Dossier spécial « Japonécologie » de la vie quotidienne
À l’école des abeilles de Tokyo
[31.03.2017] Autres langues : ENGLISH | 日本語 | 简体字 | 繁體字 | ESPAÑOL | العربية | Русский |

Sur les toits de Ginza, l’un des quartiers les plus animés de Tokyo, vivent les abeilles des ruches du Ginza Mitsubachi Project (Projet Abeilles de Ginza). Avec une tonne de miel récolté par an, elles constituent un élément à part entière de l’environnement et de la production locale. Le saké et les gâteaux au miel de Ginza ont d’ailleurs du succès. Le projet Abeilles de Ginza, qui fête ses dix ans d’existence, essaime aujourd’hui à l’international.

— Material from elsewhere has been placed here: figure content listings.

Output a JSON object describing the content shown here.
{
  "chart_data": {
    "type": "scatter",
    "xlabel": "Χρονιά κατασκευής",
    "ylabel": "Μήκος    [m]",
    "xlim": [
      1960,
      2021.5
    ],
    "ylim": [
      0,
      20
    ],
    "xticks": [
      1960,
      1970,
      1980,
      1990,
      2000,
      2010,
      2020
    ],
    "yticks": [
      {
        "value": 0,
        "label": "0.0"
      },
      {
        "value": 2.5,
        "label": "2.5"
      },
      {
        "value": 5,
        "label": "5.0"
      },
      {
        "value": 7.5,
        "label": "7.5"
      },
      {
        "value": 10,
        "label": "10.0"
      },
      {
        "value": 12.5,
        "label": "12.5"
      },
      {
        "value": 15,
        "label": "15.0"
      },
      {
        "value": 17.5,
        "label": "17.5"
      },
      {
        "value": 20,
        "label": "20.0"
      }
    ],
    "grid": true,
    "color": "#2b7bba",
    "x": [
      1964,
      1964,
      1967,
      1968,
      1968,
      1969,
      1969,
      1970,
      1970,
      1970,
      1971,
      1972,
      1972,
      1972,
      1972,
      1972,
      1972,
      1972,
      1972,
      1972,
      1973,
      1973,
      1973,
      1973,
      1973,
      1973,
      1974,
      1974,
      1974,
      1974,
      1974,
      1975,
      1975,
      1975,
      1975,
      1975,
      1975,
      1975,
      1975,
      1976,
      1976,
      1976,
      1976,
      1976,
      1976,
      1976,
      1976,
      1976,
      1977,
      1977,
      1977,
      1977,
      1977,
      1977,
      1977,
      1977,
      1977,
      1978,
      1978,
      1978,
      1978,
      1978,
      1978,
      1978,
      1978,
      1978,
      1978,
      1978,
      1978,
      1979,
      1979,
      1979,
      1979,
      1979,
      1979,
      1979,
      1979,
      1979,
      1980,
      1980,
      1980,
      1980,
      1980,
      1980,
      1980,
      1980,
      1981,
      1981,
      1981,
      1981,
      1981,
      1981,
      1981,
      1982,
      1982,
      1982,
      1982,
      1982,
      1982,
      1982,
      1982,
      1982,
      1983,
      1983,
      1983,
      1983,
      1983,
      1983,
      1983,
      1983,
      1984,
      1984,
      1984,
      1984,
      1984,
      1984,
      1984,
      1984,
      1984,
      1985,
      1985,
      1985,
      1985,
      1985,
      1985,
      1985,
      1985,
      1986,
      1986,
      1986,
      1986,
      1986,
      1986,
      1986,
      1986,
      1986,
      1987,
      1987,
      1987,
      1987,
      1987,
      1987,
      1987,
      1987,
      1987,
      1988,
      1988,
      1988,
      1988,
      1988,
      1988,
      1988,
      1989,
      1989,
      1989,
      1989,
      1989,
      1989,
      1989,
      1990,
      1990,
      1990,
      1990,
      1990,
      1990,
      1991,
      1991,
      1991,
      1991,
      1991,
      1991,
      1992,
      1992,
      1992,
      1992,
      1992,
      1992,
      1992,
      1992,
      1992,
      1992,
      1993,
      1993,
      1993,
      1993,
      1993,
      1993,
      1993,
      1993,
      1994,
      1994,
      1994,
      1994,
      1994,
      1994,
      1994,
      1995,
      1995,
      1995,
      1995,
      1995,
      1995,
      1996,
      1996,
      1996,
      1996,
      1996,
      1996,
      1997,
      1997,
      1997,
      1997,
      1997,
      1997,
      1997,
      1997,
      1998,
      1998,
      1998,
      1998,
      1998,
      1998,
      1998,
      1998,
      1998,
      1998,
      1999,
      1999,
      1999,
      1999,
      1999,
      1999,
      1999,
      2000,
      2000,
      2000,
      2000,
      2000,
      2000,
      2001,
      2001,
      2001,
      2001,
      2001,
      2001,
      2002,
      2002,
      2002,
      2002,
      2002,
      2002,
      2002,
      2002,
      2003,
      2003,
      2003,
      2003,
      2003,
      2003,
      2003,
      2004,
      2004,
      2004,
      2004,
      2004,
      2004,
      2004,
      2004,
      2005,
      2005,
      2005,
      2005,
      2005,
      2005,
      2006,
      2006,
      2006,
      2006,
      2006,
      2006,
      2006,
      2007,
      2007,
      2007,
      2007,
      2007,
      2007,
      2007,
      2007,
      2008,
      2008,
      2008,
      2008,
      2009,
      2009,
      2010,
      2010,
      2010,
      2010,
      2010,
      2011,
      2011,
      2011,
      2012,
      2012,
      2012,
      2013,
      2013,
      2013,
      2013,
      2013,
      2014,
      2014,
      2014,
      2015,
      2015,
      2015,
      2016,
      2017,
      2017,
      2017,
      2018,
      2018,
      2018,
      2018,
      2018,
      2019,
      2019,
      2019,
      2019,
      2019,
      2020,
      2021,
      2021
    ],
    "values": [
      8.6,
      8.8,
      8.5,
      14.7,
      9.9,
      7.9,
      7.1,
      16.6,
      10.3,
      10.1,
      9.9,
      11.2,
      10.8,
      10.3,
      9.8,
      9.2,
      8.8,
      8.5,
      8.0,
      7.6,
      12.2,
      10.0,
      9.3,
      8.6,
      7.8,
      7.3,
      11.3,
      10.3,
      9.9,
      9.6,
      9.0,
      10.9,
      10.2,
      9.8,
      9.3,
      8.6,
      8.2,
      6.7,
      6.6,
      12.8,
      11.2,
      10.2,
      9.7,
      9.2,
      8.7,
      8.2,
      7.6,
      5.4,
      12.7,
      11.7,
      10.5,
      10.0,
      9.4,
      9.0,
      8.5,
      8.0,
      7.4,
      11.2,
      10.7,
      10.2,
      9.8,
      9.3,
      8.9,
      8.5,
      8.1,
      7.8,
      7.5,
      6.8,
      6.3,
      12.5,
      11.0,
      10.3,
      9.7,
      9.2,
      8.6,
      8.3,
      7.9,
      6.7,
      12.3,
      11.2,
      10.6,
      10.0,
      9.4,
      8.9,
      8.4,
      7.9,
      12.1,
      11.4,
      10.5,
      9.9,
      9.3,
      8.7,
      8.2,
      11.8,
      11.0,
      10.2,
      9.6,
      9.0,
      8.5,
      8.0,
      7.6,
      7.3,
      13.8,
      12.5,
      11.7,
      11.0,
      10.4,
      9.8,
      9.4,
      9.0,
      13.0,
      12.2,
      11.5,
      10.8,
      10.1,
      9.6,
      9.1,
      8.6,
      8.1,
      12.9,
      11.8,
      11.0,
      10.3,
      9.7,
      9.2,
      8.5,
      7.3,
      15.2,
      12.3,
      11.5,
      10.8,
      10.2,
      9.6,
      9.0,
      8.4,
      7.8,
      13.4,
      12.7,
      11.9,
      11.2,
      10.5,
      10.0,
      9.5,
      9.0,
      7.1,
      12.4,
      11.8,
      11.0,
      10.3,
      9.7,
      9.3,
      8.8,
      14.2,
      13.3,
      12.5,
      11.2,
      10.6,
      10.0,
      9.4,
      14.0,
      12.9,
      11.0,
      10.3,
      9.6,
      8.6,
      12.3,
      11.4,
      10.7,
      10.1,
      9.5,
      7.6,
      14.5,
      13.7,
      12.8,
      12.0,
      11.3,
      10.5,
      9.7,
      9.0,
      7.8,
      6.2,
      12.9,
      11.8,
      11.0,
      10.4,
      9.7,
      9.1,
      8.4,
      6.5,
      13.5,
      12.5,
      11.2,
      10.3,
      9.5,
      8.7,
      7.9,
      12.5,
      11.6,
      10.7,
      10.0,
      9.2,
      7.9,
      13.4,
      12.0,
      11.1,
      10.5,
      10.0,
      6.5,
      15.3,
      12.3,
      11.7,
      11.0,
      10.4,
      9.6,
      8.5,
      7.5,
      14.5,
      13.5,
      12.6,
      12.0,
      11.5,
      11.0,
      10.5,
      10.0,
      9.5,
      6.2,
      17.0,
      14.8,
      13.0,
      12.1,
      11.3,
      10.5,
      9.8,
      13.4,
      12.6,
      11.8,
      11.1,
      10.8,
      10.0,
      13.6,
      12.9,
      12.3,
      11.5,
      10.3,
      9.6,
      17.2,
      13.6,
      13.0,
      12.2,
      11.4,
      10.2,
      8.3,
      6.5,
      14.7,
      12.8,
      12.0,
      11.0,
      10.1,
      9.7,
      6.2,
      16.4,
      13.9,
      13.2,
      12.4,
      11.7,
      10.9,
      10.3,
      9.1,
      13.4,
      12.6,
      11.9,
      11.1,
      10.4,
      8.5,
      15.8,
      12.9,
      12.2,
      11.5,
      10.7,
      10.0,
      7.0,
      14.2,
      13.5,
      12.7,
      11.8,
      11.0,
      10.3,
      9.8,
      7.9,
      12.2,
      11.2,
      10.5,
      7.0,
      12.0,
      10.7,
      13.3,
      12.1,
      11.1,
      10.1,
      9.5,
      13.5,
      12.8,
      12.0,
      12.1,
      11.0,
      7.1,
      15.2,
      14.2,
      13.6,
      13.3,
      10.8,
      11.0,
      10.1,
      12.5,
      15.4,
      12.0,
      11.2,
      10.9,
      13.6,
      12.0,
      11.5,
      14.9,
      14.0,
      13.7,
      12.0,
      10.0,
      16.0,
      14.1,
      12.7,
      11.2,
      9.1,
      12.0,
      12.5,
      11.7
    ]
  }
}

Une histoire née sur les toits

Les ruches du Ginza Mitsubachi Project, sur le toit du Kami Pulp Kaikan de Ginza

Quelque 400 000 visiteurs se pressent chaque jour à Ginza, où les plus anciennes maisons du Japon qui ont pignon sur rue depuis l’époque d’Edo côtoient les boutiques des grandes marques de luxe étrangères. Ce quartier de Tokyo a toujours été un véritable carrefour culturel. C’est ici que vivent aujourd’hui des colonies d’abeilles dans leurs ruches installées sur les toits, une population que les passants sont loin de soupçonner.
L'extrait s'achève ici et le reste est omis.